Euro trading against the dollar is the way that most forex traders start out, and yet in many cases they know virtually nothing about the euro. The euro is a very special (some might even say weird) currency because it is not the historical currency of any nation.
Instead, it was dreamed up by European bureaucrats after the formation of the European Economic Community (now the European Union). It is the second most heavily traded currency (after the US dollar), so it is a very important force in the forex market.
The EEC/EU began as a way of lowering trade barriers between countries in Western Europe. Over the years it has expanded to include countries in Eastern Europe and more importantly, it has enlarged its brief.
Most significant for euro trading is the formation of the European Monetary Union (EMU) and the introduction of the euro, which happened in the years from 1999 to 2001.
The euro is administered by the European Central Bank (ECB). Because of its status as a multinational regulatory bank, its remit is a little different than the US Federal Reserve, for example.
The ECB is concerned solely with interest rates and maintaining price stability within the Eurozone, while the Federal Reserve and most other national central banks also have to consider the effects of their decisions on employment levels.
This means that the ECB has a more hawkish approach to interest rates. This means that they tend to favor an increase in interest rates. They will put the interest rates up more quickly than the FR would when prices rise, and are less likely to lower them when prices fall.
This means that changes in something like the retail price index in Germany will not affect euro interest rates and therefore the price of the euro in the same way that the same situation in the US would affect the price of the dollar.
Another point that is important to remember if you are involved in euro trading is that although there are now 27 member countries of the EU, only 16 of them are members of the EMU (the Eurozone).
Another 5 use the euro but are not official EMU members.
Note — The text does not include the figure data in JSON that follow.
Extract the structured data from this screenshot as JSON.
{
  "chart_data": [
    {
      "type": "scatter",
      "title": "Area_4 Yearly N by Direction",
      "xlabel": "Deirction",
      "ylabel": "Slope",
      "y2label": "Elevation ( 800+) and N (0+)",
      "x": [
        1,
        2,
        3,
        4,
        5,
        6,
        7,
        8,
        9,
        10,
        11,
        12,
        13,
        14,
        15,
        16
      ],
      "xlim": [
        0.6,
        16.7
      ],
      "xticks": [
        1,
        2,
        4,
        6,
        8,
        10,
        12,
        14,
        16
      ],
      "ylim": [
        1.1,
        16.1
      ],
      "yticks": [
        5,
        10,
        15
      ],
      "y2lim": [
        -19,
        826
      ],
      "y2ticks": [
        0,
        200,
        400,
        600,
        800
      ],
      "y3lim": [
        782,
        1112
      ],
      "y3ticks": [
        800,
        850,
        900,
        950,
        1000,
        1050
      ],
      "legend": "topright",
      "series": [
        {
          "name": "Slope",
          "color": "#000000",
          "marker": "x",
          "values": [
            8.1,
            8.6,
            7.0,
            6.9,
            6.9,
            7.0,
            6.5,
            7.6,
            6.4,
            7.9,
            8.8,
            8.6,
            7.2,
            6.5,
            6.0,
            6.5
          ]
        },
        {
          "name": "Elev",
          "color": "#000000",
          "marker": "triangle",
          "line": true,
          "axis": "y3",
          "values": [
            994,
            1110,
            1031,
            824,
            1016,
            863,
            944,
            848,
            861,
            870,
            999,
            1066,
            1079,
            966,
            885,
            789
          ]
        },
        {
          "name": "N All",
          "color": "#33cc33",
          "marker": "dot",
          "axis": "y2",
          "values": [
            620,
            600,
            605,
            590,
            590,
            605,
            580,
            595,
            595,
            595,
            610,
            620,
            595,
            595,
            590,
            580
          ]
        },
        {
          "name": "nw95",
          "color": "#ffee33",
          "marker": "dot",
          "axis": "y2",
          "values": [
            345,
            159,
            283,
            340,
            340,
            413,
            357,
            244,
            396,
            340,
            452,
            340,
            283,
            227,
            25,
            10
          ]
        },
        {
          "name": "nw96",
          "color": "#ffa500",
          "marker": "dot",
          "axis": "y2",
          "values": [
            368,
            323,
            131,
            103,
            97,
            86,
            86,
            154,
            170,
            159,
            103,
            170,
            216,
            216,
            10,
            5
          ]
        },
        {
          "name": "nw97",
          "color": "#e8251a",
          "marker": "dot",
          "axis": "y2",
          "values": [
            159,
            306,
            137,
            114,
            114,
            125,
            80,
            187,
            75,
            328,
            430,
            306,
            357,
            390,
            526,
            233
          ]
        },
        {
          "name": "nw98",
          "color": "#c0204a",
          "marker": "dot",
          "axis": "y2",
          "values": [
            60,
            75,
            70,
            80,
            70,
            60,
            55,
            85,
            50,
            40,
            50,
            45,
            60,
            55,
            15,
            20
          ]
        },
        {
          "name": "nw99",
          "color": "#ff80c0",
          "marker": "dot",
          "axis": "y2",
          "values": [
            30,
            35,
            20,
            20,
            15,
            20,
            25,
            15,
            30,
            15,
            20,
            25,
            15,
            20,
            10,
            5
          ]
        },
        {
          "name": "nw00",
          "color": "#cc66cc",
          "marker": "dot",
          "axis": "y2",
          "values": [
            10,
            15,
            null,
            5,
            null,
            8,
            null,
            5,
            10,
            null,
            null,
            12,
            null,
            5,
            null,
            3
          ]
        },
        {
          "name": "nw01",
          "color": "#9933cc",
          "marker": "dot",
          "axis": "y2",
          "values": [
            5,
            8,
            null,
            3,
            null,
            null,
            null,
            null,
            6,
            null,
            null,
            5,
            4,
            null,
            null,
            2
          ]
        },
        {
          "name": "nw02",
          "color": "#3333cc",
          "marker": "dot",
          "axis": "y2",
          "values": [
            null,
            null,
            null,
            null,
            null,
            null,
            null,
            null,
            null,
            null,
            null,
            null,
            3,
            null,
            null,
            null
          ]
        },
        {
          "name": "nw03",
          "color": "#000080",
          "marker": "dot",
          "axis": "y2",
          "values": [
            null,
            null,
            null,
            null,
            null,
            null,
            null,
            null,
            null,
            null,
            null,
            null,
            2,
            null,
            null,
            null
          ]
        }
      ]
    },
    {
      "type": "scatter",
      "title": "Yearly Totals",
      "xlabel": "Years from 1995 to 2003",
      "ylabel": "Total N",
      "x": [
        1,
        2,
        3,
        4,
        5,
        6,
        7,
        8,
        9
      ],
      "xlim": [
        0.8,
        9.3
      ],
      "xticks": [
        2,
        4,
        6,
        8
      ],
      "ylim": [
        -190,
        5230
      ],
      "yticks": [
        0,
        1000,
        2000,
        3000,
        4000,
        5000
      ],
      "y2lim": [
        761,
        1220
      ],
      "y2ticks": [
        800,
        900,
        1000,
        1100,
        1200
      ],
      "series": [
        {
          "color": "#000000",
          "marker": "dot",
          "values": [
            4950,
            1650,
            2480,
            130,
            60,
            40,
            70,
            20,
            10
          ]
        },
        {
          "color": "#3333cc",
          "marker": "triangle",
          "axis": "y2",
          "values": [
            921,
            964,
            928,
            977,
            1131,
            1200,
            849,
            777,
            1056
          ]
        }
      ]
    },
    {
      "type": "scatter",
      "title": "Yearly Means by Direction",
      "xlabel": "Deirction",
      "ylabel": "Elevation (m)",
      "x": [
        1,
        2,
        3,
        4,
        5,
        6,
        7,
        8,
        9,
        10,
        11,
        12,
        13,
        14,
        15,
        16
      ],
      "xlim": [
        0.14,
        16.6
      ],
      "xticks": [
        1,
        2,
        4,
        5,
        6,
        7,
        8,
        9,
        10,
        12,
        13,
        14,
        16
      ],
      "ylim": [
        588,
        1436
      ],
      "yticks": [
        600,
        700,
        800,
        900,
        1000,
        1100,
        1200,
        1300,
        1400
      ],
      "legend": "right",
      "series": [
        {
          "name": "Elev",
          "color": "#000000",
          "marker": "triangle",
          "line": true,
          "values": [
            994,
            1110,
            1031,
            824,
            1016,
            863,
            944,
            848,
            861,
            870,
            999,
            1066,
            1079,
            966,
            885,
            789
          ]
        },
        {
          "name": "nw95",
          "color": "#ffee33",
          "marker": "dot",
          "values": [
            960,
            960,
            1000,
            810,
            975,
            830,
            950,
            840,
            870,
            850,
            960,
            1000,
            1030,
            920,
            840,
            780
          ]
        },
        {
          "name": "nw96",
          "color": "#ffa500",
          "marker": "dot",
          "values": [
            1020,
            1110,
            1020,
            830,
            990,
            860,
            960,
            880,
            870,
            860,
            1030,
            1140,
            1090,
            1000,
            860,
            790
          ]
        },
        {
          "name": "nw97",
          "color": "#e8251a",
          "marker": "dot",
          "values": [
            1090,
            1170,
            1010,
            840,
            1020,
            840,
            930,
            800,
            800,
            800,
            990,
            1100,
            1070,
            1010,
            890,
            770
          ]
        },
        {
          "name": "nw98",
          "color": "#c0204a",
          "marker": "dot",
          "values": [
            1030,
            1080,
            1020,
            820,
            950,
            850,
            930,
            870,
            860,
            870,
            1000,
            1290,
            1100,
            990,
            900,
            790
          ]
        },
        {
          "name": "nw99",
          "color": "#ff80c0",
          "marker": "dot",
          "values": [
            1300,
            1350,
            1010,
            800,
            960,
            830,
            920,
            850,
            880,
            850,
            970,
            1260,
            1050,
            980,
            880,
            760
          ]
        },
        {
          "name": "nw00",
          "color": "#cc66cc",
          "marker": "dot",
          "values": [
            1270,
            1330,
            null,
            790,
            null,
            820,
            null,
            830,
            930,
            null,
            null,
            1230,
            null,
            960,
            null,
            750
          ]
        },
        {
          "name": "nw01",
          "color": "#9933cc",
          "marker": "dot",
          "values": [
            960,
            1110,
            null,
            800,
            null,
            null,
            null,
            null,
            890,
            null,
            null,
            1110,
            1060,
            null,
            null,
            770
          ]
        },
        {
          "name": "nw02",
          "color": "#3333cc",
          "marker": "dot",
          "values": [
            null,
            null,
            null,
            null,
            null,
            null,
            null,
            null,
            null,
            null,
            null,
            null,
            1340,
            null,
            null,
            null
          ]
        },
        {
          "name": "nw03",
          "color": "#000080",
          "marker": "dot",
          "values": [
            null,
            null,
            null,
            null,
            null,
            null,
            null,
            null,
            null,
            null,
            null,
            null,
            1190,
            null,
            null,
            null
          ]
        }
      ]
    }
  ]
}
The others have decided not to join the Eurozone for their own reasons.
In particular, the UK is in the EU but does not use the euro, while Switzerland is not a member of the EU at all. They have retained their own national currencies, the British pound and the Swiss franc.
In addition, many countries in the EU have a small GDP and are not great economic forces. This means that the fundamental factors affecting the price of the euro depend mainly on the economic situation in just four European countries.
Those countries are Germany, France, Italy, and Spain in that order. Together, they produce 75% of the GDP of the Eurozone.
Therefore, the forex trader who is involved in euro trading needs to watch for major economic announcements in those four countries while understanding that the economic situation in other European countries will have much less of an effect on euro trading.